Alors comment se posait le problème ? Le caractère profondément déplaisant du comportement de Jean Messiha, en permanence dans la surenchère et jubilant de pouvoir narguer ses adversaires, était incontestable en ces moments difficiles. Pour autant, sur le plan juridique cet appel à la solidarité était destiné à la famille du policier incarcéré. Qui ne disposait plus de revenus et se trouvait en danger du fait de la révélation de son identité et de son adresse par les petits malins. Elle avait dû déménager en urgence pour se rendre dans un hôtel qu’elle du également dû quitter après dénonciation. La responsabilité collective n’existant pas en droit pénal, et il n’y a aucune raison pour ne pas venir en aide à cette famille en difficulté. Mais ce n’était pas le genre d’argument qui risquait de priver la meute de son appétit pour le lynchage.

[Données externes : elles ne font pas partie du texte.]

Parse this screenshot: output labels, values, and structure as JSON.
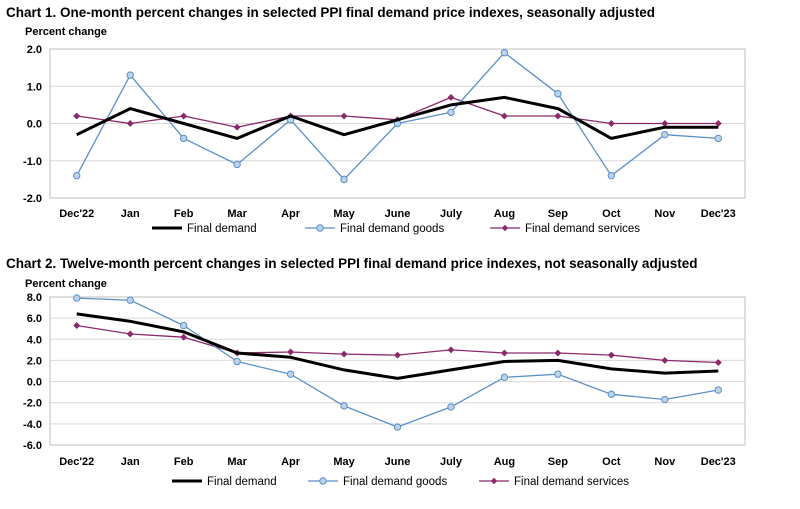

Le sommet de la bêtise vindicative fut atteint par Arthur Delaporte parlementaire socialiste parlant de « crimes et délits portant atteinte aux intérêts fondamentaux de la nation ». Rien que ça !

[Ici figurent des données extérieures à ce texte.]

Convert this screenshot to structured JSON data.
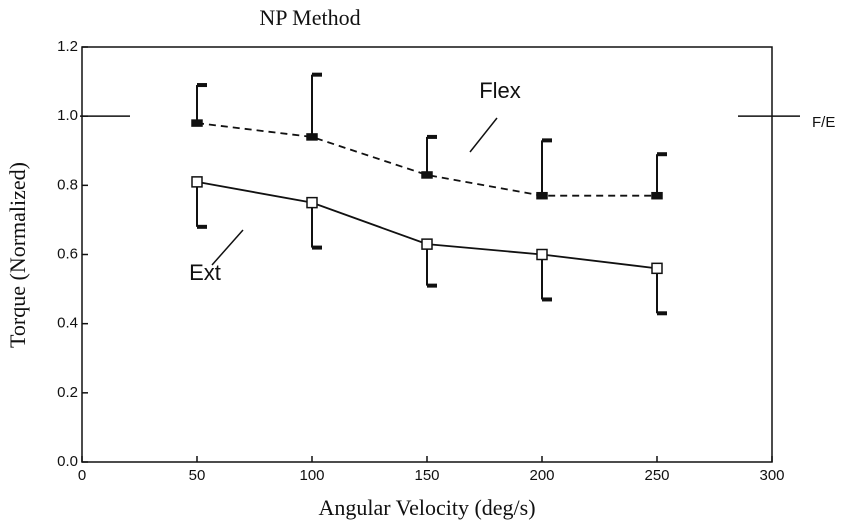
{
  "chart_data": {
    "type": "line",
    "title": "NP Method",
    "x_label": "Angular Velocity (deg/s)",
    "y_label": "Torque (Normalized)",
    "x": [
      50,
      100,
      150,
      200,
      250
    ],
    "series": [
      {
        "name": "Flex",
        "color": "#111111",
        "dash": true,
        "marker": "filled",
        "error_direction": "up",
        "values": [
          0.98,
          0.94,
          0.83,
          0.77,
          0.77
        ],
        "errors": [
          0.11,
          0.18,
          0.11,
          0.16,
          0.12
        ]
      },
      {
        "name": "Ext",
        "color": "#111111",
        "dash": false,
        "marker": "open",
        "error_direction": "down",
        "values": [
          0.81,
          0.75,
          0.63,
          0.6,
          0.56
        ],
        "errors": [
          0.13,
          0.13,
          0.12,
          0.13,
          0.13
        ]
      }
    ],
    "reference": {
      "value": 1.0,
      "label": "F/E"
    },
    "xlim": [
      0,
      300
    ],
    "xticks": [
      0,
      50,
      100,
      150,
      200,
      250,
      300
    ],
    "ylim": [
      0,
      1.2
    ],
    "yticks": [
      {
        "value": 0,
        "label": "0.0"
      },
      0.2,
      0.4,
      0.6,
      0.8,
      {
        "value": 1.0,
        "label": "1.0"
      },
      1.2
    ]
  }
}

Le rappel des éléments concernant le dossier de l’affaire de Nanterre nous est apparu nécessaire au regard de la polémique furieuse qui s’est de nouveau déclenchée à l’occasion du renvoi du policier auteur du coup de feu devant les assises pour meurtre. Polémique furieuse sur les éléments de laquelle il fallait revenir pour montrer comment la justice française est désormais complètement prise en otage par la bataille politique qui agite notre pays.

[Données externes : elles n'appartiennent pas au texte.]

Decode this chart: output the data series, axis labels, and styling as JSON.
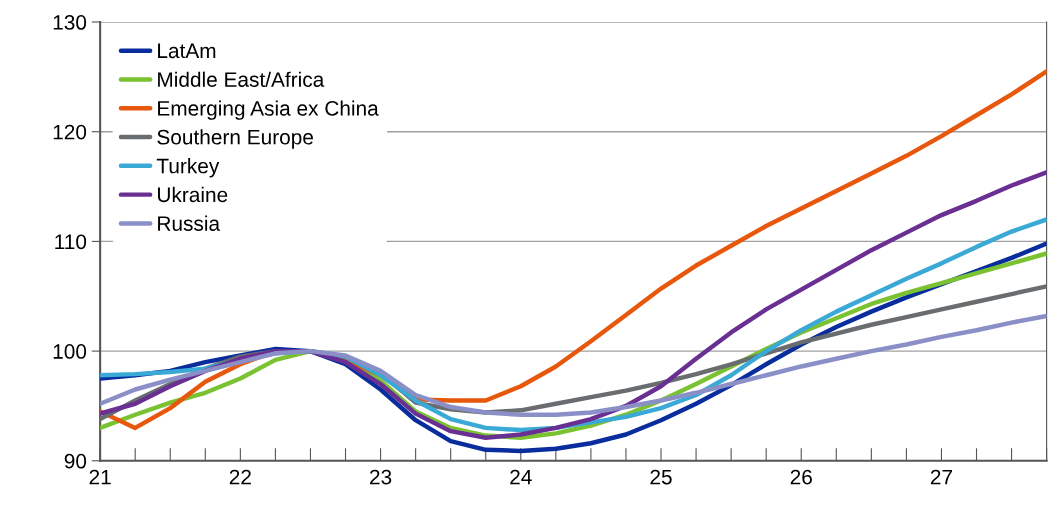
{
  "chart_data": {
    "type": "line",
    "x": [
      21,
      21.25,
      21.5,
      21.75,
      22,
      22.25,
      22.5,
      22.75,
      23,
      23.25,
      23.5,
      23.75,
      24,
      24.25,
      24.5,
      24.75,
      25,
      25.25,
      25.5,
      25.75,
      26,
      26.25,
      26.5,
      26.75,
      27,
      27.25,
      27.5,
      27.75
    ],
    "series": [
      {
        "name": "LatAm",
        "color": "#0a2d9e",
        "values": [
          97.5,
          97.8,
          98.2,
          99.0,
          99.6,
          100.2,
          100,
          98.8,
          96.5,
          93.7,
          91.8,
          91.0,
          90.9,
          91.1,
          91.6,
          92.4,
          93.7,
          95.2,
          96.9,
          98.8,
          100.6,
          102.2,
          103.6,
          104.9,
          106.1,
          107.3,
          108.5,
          109.8
        ]
      },
      {
        "name": "Middle East/Africa",
        "color": "#7ac231",
        "values": [
          93.0,
          94.2,
          95.3,
          96.2,
          97.5,
          99.2,
          100,
          99.3,
          97.3,
          94.5,
          93.0,
          92.3,
          92.1,
          92.5,
          93.2,
          94.2,
          95.5,
          97.0,
          98.6,
          100.2,
          101.7,
          103.0,
          104.3,
          105.3,
          106.2,
          107.1,
          108.0,
          108.9
        ]
      },
      {
        "name": "Emerging Asia ex China",
        "color": "#e8580c",
        "values": [
          94.5,
          93.0,
          94.8,
          97.2,
          98.8,
          100.0,
          100,
          99.2,
          97.8,
          95.6,
          95.5,
          95.5,
          96.8,
          98.6,
          100.9,
          103.3,
          105.7,
          107.8,
          109.6,
          111.4,
          113.0,
          114.6,
          116.2,
          117.8,
          119.6,
          121.5,
          123.4,
          125.5
        ]
      },
      {
        "name": "Southern Europe",
        "color": "#6a6d70",
        "values": [
          93.8,
          95.5,
          97.0,
          98.4,
          99.5,
          100.0,
          100,
          99.5,
          98.0,
          95.3,
          94.7,
          94.4,
          94.6,
          95.2,
          95.8,
          96.4,
          97.1,
          97.9,
          98.8,
          99.8,
          100.8,
          101.6,
          102.4,
          103.1,
          103.8,
          104.5,
          105.2,
          105.9
        ]
      },
      {
        "name": "Turkey",
        "color": "#3aa9d6",
        "values": [
          97.8,
          97.9,
          98.1,
          98.4,
          99.2,
          99.8,
          100,
          99.5,
          97.8,
          95.5,
          93.8,
          93.0,
          92.8,
          93.0,
          93.5,
          94.0,
          94.8,
          96.0,
          97.8,
          100.0,
          101.9,
          103.6,
          105.1,
          106.6,
          108.0,
          109.5,
          110.9,
          112.0
        ]
      },
      {
        "name": "Ukraine",
        "color": "#6a2f92",
        "values": [
          94.3,
          95.2,
          96.8,
          98.2,
          99.3,
          100.0,
          100,
          99.0,
          97.0,
          94.3,
          92.7,
          92.1,
          92.4,
          93.0,
          93.8,
          95.0,
          96.8,
          99.3,
          101.7,
          103.8,
          105.6,
          107.4,
          109.2,
          110.8,
          112.4,
          113.7,
          115.1,
          116.3
        ]
      },
      {
        "name": "Russia",
        "color": "#8b8fc8",
        "values": [
          95.2,
          96.5,
          97.4,
          98.2,
          99.0,
          99.8,
          100,
          99.6,
          98.2,
          96.0,
          94.9,
          94.4,
          94.2,
          94.2,
          94.4,
          94.9,
          95.5,
          96.2,
          97.0,
          97.8,
          98.6,
          99.3,
          100.0,
          100.6,
          101.3,
          101.9,
          102.6,
          103.2
        ]
      }
    ],
    "xlim": [
      21,
      27.75
    ],
    "xticks": [
      21,
      {
        "value": 21.25,
        "label": null
      },
      {
        "value": 21.5,
        "label": null
      },
      {
        "value": 21.75,
        "label": null
      },
      22,
      {
        "value": 22.25,
        "label": null
      },
      {
        "value": 22.5,
        "label": null
      },
      {
        "value": 22.75,
        "label": null
      },
      23,
      {
        "value": 23.25,
        "label": null
      },
      {
        "value": 23.5,
        "label": null
      },
      {
        "value": 23.75,
        "label": null
      },
      24,
      {
        "value": 24.25,
        "label": null
      },
      {
        "value": 24.5,
        "label": null
      },
      {
        "value": 24.75,
        "label": null
      },
      25,
      {
        "value": 25.25,
        "label": null
      },
      {
        "value": 25.5,
        "label": null
      },
      {
        "value": 25.75,
        "label": null
      },
      26,
      {
        "value": 26.25,
        "label": null
      },
      {
        "value": 26.5,
        "label": null
      },
      {
        "value": 26.75,
        "label": null
      },
      27,
      {
        "value": 27.25,
        "label": null
      },
      {
        "value": 27.5,
        "label": null
      },
      {
        "value": 27.75,
        "label": null
      }
    ],
    "ylim": [
      90,
      130
    ],
    "yticks": [
      90,
      100,
      110,
      120,
      130
    ],
    "grid": "y",
    "legend": "top left",
    "marker": "none",
    "line_style": "solid"
  }
}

Qui oppose une opinion publique en rage contre ce qu’elle considère, souvent à juste titre, comme une complaisance à base idéologique de la justice pour ceux qui sont à l’origine d’une montée de l’insécurité qui pourrit la vie des couches populaires. Complaisance dénoncée par des démagogues exclusivement soucieux des échéances électorales, et qui se sont toujours bien gardés de donner à la justice française tant en termes de moyens matériels qu’en termes de recrutement, les ressources dont elle a besoin. En face d’elle, une partie de la classe politique que le clientélisme vis-à-vis « couches dangereuses » issue d’une immigration laissée à elle-même, ne rebute pas.

Démagogie et petits calculs scandent et organisent la vie politique dans notre pays. Symptôme d’une crise que des élites défaillantes ont contribué à installer et qui affecte une France, dirigée par un narcisse incompétent, sociopathe à la dérive marchant résolument vers sa catastrophe.